Even if Bruce can repeat his career year (in which he has reached base at an underwhelming .311 clip) as the Mets’ hypothetical three-hitter next season, he will not cut it as a contender’s top bat.

With Cespedes out of the fold – which, of course, is not a lock but seems predictable – the Mets offense will slide into a state of even further obscurity, destined for perpetual mediocrity.

Jay Bruce is not Yoenis Cespedes. If the Mets choose to let Cespedes walk and entrust the offense to the bat of Bruce, the club will be faced with future complications which are, at this point, unforeseen.

As pundits have dubbed the Bruce trade as thoughtful for the future because of the outfielder’s remaining year of control, it is actually a stark opposite.

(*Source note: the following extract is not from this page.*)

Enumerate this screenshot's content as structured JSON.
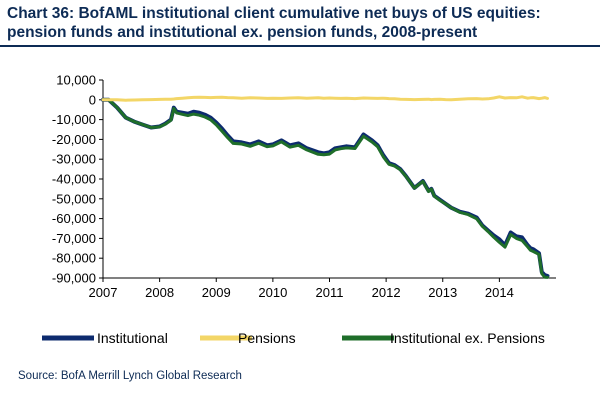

Instead, now excused to stand pat in the soon-to-come Cespedes sweepstakes, the Mets will depend on Jay Bruce to fill the shoes of La Potencia.

Mark my words, this career .249 hitter is not the suitor to fill those shoes, and the Mets will revert back to the club’s pre-Cespedes days, a period of time which fans have attempted to erase from their memories for its dire desperation to rise from the ashes of incompetence and irrelevance.